Barry Newman is well cast as the aggressive lawyer whose expensive three-piece suit (his only one)  and courtroom theatrics clash with his simple lifestyle. While Tony and Maggie try to establish his practice, they live in the camper as he builds their ranch-style home twelve bricks at a time. Both he and Susan Howard would earn Emmy nominations for their performances in the follow-on Petrocelli TV series.

JoAnna Cameron.
The challenge with Night Games is that it tries to pack too much content into its brief 74-minute runnin time. One of the casualties is the strong supporting cast. Actors like Stefanie Powers, Henry Darrow, Ralph Meeker, and Anjanette Comer never get enough time to develop their characters. Even Susan Howard fades into the background as Night Games hurls toward its climax. The lone exception is JoAnna Cameron, best known for her Saturday morning TV series The Secrets of Isis. As a flight attendant who had an affair with the dead man, she projects a calculating coldness behind her innocent girl-next-door demeanor.

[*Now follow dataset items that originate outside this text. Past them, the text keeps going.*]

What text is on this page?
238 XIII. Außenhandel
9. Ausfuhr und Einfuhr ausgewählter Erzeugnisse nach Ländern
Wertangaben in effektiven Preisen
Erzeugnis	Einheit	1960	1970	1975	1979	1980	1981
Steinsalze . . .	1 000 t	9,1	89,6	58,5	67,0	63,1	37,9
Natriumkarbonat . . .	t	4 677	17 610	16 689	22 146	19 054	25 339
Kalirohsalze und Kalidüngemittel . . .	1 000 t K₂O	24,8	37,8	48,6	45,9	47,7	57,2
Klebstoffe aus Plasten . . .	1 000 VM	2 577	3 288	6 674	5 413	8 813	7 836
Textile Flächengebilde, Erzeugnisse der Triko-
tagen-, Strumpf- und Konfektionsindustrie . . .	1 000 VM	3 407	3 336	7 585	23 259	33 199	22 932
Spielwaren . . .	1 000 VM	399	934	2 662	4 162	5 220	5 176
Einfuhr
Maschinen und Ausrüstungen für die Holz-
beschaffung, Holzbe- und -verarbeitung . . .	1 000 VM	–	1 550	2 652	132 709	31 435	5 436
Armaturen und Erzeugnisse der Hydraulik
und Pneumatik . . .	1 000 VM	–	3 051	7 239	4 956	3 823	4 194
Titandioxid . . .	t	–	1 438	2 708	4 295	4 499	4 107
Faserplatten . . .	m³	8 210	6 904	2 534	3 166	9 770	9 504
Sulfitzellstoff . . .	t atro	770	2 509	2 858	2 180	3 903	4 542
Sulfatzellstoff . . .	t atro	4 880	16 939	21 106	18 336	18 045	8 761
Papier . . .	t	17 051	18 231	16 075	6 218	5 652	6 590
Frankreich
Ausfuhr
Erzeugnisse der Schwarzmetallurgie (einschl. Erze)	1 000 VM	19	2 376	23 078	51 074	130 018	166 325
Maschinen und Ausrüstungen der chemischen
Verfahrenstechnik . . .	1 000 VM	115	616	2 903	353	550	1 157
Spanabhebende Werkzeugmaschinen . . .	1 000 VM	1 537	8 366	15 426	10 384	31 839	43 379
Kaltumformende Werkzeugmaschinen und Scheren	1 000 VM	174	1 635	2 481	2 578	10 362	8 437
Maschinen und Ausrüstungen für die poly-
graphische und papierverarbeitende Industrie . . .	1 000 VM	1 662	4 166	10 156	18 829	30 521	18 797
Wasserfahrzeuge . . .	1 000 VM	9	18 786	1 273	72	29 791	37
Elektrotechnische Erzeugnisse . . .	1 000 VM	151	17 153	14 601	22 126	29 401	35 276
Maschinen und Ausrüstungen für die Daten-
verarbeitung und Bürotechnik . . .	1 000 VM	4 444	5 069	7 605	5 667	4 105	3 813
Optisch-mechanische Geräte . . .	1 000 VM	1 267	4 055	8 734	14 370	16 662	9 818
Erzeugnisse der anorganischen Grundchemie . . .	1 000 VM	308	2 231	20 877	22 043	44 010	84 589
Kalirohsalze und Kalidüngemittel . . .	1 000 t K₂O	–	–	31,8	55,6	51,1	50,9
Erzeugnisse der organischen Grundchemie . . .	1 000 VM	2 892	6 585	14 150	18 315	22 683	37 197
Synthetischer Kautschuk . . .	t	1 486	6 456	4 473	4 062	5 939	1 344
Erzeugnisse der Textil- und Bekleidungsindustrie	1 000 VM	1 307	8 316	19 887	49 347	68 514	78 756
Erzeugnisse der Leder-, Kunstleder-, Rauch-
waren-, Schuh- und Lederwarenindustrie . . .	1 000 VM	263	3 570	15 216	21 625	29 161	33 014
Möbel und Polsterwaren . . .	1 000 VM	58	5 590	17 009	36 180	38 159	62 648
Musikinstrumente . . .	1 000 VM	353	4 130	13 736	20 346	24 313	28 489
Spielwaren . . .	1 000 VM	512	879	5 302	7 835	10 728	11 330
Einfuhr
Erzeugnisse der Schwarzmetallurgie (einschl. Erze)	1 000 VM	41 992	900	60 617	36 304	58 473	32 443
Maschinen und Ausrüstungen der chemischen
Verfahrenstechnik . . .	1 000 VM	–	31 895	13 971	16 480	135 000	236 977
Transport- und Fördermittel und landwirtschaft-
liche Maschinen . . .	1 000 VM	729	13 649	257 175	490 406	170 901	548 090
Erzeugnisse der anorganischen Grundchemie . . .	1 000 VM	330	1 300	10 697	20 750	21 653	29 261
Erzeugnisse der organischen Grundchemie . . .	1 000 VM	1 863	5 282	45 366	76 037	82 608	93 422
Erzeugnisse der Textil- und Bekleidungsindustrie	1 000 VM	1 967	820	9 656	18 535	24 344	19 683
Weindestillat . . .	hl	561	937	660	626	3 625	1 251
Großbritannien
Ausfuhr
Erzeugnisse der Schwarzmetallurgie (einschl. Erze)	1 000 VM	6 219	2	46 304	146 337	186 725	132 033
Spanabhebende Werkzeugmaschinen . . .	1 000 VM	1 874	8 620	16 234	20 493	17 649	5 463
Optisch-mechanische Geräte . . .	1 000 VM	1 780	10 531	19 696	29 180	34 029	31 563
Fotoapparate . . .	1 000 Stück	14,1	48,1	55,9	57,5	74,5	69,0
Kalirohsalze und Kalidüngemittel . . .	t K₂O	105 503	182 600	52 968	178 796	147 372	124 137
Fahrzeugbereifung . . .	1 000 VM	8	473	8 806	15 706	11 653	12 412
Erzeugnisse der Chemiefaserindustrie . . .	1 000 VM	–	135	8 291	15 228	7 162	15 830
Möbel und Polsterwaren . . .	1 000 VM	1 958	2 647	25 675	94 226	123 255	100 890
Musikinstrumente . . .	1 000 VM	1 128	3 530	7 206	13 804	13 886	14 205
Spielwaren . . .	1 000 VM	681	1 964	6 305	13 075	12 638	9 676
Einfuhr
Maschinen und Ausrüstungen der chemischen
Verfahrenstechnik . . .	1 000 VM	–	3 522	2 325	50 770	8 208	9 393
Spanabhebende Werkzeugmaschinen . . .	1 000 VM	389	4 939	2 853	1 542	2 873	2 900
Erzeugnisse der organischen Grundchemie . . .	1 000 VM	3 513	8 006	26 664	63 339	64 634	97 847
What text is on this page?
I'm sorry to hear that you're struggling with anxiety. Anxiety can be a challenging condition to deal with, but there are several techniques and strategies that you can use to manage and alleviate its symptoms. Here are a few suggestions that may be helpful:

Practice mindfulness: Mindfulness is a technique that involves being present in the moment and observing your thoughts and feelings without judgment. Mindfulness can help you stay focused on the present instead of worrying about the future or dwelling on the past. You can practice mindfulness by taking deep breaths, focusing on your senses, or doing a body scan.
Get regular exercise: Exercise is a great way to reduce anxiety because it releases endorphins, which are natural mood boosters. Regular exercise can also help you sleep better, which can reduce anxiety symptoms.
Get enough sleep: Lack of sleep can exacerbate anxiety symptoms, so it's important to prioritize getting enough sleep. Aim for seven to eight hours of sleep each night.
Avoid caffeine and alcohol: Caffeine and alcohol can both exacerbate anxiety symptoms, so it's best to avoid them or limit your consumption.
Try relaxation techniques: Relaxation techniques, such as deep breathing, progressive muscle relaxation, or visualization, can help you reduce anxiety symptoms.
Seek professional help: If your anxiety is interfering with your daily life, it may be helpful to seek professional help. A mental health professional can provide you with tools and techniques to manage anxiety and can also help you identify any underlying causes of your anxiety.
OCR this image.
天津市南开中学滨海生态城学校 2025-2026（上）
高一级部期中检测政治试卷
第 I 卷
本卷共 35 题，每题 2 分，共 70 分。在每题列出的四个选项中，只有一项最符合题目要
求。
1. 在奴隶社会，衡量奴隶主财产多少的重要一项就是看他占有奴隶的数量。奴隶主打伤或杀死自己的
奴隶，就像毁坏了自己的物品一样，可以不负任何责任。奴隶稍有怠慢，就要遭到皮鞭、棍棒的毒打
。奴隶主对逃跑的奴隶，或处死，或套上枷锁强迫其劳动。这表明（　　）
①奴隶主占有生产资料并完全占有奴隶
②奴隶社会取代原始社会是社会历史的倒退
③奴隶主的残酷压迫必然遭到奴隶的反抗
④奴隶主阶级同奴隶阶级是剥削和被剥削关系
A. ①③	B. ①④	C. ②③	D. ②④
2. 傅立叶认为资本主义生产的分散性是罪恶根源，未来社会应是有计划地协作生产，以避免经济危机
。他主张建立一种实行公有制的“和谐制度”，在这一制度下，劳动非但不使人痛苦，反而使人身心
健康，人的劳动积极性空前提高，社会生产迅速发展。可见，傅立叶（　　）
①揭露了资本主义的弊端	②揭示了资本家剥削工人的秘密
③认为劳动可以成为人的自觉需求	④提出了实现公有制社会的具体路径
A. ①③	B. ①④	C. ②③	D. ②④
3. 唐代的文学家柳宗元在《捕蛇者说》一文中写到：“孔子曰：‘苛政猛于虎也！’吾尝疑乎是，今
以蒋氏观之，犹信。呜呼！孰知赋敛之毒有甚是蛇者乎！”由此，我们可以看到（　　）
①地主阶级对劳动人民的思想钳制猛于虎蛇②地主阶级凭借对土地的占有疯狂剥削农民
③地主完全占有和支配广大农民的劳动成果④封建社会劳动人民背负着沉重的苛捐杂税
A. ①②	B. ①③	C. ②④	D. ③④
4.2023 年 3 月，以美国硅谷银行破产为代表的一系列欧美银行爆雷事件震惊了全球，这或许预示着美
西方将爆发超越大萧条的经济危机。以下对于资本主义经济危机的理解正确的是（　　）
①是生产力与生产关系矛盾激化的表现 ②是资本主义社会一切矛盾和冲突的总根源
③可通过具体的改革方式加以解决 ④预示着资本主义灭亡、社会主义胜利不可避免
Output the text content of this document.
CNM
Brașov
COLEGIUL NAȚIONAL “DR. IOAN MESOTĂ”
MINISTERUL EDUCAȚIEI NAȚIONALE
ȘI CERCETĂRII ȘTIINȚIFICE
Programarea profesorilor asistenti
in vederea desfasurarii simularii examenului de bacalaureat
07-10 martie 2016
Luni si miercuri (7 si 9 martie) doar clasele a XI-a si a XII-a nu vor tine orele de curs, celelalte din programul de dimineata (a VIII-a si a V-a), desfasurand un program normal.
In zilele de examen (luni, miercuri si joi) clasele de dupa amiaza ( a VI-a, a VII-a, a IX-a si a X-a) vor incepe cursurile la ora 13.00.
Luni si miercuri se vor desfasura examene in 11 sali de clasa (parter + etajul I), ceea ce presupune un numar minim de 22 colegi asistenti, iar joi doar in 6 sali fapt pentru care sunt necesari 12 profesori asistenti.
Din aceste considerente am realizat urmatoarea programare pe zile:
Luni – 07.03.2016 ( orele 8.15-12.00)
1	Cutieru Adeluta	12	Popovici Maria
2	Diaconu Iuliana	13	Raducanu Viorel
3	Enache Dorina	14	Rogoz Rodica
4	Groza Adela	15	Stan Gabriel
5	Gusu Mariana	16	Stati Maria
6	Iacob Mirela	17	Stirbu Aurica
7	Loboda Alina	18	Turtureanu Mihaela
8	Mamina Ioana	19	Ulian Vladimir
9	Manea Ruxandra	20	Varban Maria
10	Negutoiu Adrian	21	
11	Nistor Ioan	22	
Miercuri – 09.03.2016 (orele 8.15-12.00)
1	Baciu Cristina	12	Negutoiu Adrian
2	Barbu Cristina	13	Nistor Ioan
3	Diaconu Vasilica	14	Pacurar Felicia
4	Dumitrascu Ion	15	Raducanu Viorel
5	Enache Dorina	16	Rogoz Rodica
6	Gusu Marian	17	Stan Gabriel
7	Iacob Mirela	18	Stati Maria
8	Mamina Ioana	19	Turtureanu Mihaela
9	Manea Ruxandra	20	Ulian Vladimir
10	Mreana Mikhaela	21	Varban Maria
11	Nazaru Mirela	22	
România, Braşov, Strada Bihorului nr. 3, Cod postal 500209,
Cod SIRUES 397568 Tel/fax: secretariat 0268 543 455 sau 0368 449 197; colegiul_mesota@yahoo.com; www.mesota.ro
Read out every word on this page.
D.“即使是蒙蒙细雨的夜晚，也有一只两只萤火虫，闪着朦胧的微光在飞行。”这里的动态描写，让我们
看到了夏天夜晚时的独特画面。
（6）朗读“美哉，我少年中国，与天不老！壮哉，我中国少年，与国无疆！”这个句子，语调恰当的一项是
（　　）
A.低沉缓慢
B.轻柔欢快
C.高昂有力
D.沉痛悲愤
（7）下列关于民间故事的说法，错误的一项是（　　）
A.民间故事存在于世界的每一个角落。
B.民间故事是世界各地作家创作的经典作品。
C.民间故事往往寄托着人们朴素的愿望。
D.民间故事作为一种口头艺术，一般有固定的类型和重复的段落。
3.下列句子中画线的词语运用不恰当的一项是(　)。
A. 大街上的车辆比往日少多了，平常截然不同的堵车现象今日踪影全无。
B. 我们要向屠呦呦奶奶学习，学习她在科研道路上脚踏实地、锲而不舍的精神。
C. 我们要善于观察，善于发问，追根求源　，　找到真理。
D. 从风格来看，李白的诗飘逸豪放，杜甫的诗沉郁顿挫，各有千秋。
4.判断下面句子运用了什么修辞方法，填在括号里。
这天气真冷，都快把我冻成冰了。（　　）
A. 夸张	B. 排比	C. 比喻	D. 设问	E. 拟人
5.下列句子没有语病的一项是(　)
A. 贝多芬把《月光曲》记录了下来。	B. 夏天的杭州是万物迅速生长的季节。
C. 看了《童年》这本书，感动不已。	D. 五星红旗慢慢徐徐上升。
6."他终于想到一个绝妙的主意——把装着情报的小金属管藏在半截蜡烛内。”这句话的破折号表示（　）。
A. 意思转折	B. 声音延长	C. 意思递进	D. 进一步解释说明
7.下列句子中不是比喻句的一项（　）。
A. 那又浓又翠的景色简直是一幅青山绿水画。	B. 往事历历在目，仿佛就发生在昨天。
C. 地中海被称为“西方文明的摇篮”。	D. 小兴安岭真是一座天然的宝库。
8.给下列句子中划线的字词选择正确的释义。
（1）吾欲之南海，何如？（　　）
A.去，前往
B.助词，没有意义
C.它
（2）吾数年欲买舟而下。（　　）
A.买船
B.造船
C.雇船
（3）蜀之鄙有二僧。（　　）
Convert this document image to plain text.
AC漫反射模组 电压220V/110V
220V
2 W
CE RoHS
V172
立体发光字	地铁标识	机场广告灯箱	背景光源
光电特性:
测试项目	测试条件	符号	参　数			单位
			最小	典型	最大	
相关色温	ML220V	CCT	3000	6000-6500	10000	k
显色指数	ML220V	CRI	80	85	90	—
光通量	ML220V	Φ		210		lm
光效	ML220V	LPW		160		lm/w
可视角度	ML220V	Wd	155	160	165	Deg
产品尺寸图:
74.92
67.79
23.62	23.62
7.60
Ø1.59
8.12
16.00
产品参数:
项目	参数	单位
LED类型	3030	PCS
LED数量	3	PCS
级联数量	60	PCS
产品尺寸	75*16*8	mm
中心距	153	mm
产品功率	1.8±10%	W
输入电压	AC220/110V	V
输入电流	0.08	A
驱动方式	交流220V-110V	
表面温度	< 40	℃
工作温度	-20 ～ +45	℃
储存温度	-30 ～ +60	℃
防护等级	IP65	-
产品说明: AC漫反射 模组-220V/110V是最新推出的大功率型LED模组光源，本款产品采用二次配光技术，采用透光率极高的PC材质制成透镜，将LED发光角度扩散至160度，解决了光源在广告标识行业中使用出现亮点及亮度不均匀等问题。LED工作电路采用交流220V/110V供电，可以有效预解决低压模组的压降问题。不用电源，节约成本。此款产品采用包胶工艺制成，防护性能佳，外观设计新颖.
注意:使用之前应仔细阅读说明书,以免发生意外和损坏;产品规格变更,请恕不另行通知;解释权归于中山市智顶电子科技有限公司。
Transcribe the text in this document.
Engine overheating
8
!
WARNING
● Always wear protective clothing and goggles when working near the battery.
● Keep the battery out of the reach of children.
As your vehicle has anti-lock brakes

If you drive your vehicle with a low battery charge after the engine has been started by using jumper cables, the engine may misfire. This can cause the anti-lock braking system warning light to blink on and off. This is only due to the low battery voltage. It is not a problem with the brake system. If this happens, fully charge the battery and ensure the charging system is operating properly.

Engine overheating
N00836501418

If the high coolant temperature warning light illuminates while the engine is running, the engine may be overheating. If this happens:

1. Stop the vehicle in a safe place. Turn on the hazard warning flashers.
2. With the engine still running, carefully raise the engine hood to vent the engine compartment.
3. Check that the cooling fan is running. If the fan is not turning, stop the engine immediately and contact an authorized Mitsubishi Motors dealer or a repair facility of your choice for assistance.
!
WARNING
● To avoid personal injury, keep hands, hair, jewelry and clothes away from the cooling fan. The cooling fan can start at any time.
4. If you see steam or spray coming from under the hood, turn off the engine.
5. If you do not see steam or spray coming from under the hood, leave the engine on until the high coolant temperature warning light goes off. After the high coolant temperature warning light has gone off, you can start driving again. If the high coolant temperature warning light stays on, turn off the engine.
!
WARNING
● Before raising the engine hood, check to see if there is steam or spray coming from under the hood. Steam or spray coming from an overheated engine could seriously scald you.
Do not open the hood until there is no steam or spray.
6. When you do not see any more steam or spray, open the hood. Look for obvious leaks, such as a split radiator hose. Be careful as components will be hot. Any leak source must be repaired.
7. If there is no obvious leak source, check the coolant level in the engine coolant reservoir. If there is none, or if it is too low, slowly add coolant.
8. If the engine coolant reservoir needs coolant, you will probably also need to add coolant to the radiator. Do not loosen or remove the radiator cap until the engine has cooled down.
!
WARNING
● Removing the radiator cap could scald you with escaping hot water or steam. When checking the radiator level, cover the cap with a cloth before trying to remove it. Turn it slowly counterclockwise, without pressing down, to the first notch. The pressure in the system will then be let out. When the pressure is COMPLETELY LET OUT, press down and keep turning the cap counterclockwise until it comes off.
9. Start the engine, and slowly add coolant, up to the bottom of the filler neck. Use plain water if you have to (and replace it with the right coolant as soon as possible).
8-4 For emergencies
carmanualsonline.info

Still, Night Games serves as a solid introduction to the Petrocelli TV series, which ran for 44 episodes over two seasons. NBC cancelled it due to low ratings opposite Starsky and Hutch (a top 20 show in the Nielsen ratings in 1975-76). Susan Howard joined Dallas in 1979, where she played Donna Culver Krebbs for eight years. Barry Newman did not return as a regular in a TV series until the short-lived medical drama Nightingales in 1989.